The Toronto Stock Exchange (TSX) has been asked by a group of concerned shareholders to monitor any proposal made by Guyana Goldfields Inc. for signs of entrenchment, shareholder dilution or attempts to structure around regulatory shareholder approval requirements.
Making the request are Northfield Capital Corporation’s Robert Cudney, Donald Ross, Gretchen Ross, and Patrick Sheridan. Together, they own just about five percent of the Canada based company. Over a week ago, the group accused the current board of making a series of poor decisions which led to the loss of over US$700M in shareholder value which was accumulating since 2016.
It’s letter to the Toronto Exchange, the Group said, “Until after a meeting is called and held and the direction of Guyana Goldfields Inc is rightly determined by its shareholders, the TSX should carefully monitor and review any acquisition, financing, issuance of securities, or other defensive tactics or potentially-dilutive transaction or series of transactions proposed by Guyana Goldfields Inc., and require that any such transaction or series of transactions be approved by shareholders as a condition of TSX’s consent, including with respect to any issuance of securities by Guyana in connection with such transaction or series of transactions.”
The Toronto Exchange was also informed that while shareholders have lost over 80 percent of their investment since 2016, the Board continued to reward itself handsomely and has offered no plan to turn things around.
Additionally, one of the major shareholders, Mr. Sheridan said that since exposing the aforementioned, there has been overwhelming support for the Board to be replaced.
In a letter seen today to local authorities here, Sheridan said, “The overwhelming support that we’ve received from other shareholders who have contacted us is a testament to the strong desire for change at Guyana Goldfields.

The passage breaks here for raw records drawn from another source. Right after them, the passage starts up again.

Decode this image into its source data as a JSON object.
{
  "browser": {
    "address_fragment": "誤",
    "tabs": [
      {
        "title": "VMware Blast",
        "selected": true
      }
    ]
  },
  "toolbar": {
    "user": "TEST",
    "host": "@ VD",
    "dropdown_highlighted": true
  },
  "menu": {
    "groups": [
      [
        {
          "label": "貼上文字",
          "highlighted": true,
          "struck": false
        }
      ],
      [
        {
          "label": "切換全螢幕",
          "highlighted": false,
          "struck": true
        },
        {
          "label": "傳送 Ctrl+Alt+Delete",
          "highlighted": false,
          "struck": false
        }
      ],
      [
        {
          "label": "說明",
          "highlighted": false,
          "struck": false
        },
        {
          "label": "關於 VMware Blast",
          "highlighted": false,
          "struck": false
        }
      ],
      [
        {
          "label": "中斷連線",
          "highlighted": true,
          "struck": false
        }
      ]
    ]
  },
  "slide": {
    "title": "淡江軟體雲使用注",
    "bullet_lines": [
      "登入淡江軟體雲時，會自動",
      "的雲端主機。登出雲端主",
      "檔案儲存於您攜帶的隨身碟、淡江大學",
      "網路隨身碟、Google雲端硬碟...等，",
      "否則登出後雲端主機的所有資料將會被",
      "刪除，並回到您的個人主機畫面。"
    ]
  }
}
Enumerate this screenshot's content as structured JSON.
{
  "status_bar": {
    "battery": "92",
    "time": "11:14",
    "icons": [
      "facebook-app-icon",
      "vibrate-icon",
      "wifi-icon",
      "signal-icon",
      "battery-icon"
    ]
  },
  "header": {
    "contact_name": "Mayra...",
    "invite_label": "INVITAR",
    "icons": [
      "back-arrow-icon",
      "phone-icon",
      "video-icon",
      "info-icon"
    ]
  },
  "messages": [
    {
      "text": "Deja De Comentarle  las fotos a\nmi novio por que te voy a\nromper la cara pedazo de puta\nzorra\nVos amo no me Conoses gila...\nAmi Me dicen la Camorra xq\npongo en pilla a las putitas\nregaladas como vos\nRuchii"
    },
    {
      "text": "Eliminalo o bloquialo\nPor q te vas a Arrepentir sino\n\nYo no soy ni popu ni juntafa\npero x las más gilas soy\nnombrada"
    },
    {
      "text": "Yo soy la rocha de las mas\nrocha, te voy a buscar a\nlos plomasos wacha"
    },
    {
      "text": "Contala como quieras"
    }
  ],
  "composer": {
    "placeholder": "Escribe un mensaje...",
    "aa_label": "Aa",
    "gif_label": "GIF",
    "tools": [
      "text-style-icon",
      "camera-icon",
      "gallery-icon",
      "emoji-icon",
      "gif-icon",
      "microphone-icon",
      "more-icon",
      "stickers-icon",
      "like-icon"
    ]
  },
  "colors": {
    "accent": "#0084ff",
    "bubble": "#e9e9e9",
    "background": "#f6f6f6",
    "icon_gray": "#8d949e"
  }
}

On top of this, and even more disconcerting, is the number of investors who have told me they have dumped their stock or that they won’t invest in Guyana Goldfields because they no longer trust the competency of the current Board.”
He continued, “Shareholders are telling us that they’ve had enough of the dramatic value-destruction that has occurred under the stewardship of this Board and are seeking a new path, with new directors, who can turn things around. They share the Concerned Shareholders’ view that the longer it takes to change the Board, the worse things are going to get for shareholders.”
The Guyana Standard understands that the said shareholders are urging the current Board to refrain from any self-serving or anti-shareholder defensive actions that inhibit shareholders’ ability to exercise their legal rights.